Entre una birome que hacía de micrófono y un guardapolvo con dos letras bordadas, nació un sueño: contarle al mundo lo que pasaba en un aula de primer grado.
Pasaron 40 años. Pasó la vida. Cambiaron los escenarios, pero no la pasión.
Hoy, en tiempos difíciles, vuelvo a abrazar a ese niño que fui, para seguir contando con el alma.
Una historia para leer con el corazón
#DíaDelPeriodista #ElNiñoPeriodista #Historia #ContandoConElAlma #Editorial #Semanariomj #Semanario63Años

Aparece en la foto, intacto, como si el tiempo no le hubiese pasado por encima. Está ahí, con sus arrugas suaves, con secretos de tizas y recreos. Es un guardapolvo, sí. Pero no es un guardapolvo cualquiera: es mí guardapolvo de primer grado, allá por el año ochenta y cinco, cuando todavía los días eran más largos y los problemas más chicos.
Esa foto me la mandó mi vieja. Ella lo conserva. Como se conservan los buenos recuerdos, las cartas importantes, las fotos con gente que ya no está.
Lo conserva como quien guarda un pedazo de infancia, como quien cuida un tesoro sin precio (gracias vieja)
La seño Sonia —que todavía la recuerdo con su mirada firme— tuvo una idea luminosa una vez: que cada uno de nosotros, los chicos de aquel primer grado del San Miguel, dijéramos qué queríamos ser cuando fuéramos grandes.
Nos dividió por oficios. Nos dio la oportunidad de soñar.
Y ahí está, si miran bien la foto lo van a ver: un distintivo azul con letras blancas sobre el pecho. Son dos letras simples: N.P.
“Niño Periodista”. Eso dije. Eso quise ser.
El que contaba lo que pasaba. El que veía, preguntaba y narraba.
A falta de un micrófono, cualquier cosa servía: una cuchara, un palito, una birome.

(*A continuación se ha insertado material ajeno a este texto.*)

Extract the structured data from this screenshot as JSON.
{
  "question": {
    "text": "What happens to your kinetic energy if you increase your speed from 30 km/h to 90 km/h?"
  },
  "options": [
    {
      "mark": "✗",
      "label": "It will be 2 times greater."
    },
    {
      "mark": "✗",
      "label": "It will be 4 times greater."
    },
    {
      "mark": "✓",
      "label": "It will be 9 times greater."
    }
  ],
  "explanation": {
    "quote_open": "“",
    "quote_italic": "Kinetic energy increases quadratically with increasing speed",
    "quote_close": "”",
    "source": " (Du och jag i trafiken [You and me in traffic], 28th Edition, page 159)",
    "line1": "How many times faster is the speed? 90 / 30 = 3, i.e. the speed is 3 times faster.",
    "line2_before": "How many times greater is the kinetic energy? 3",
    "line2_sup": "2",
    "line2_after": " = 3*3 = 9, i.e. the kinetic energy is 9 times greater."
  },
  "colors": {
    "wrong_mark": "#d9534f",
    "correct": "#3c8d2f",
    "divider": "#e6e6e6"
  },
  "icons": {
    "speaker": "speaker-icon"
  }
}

Y jugaba a entrevistar a mis compañeros.
Porque en ese mundo, en ese pequeño mundo de un niño de seis años, no existían ni la violencia ni la grieta. No existían los intereses oscuros ni las operaciones encubiertas.
Existía la ilusión.
La ilusión de contar algo lindo.
La ilusión de que lo escuchen los otros.
La ilusión de que lo abrace la seño con una sonrisa.
Han pasado cuarenta años desde aquella escena.
Cuarenta años de vida, de idas y venidas, de personas que vinieron y se fueron, de momentos felices y de golpes duros que todavía duelen.
Cuarenta años en los que ese niño —el del guardapolvo y el corazón inquieto— se convirtió en este hombre que hoy escribe.
Con menos pelo.
Con la barba con canas.
Con la mirada más cansada.
Y con el alma, a veces, lastimada.
Pero con el mismo fuego.
Con las mismas ganas de contar.
Con la misma necesidad de narrar la vida.
Hoy es 7 de junio. Es el Día del Periodista.
Y no puedo evitar pensar en ese niño que fui.
Y en lo que significa hoy ser periodista.
En un país donde el presidente nos insulta, nos ningunea, nos llama “ensobrados”.
Donde la credibilidad se defiende como se defiende una trinchera.
Donde el poder quiere siempre al periodismo domesticado o en silencio.
Y, sin embargo, acá estamos.
Contando.
A pesar de todo.
Porque algo de aquel niño todavía vive en nosotros.
Porque algo de esa vocación ingenua, luminosa, pura, sigue latiendo.
Hoy quiero abrazar con estas palabras a todos mis colegas.
A los que salen cada día a buscar la noticia.
A los que cuentan lo que pasa, aunque a veces duela.
A los que hacen periodismo con respeto, con profesionalismo, con amor.
A todos ellos: feliz día.
Que podamos seguir siendo dignos de esta vocación que elegimos.
Y que nunca se nos apague el fuego de aquel guardapolvo de primer grado.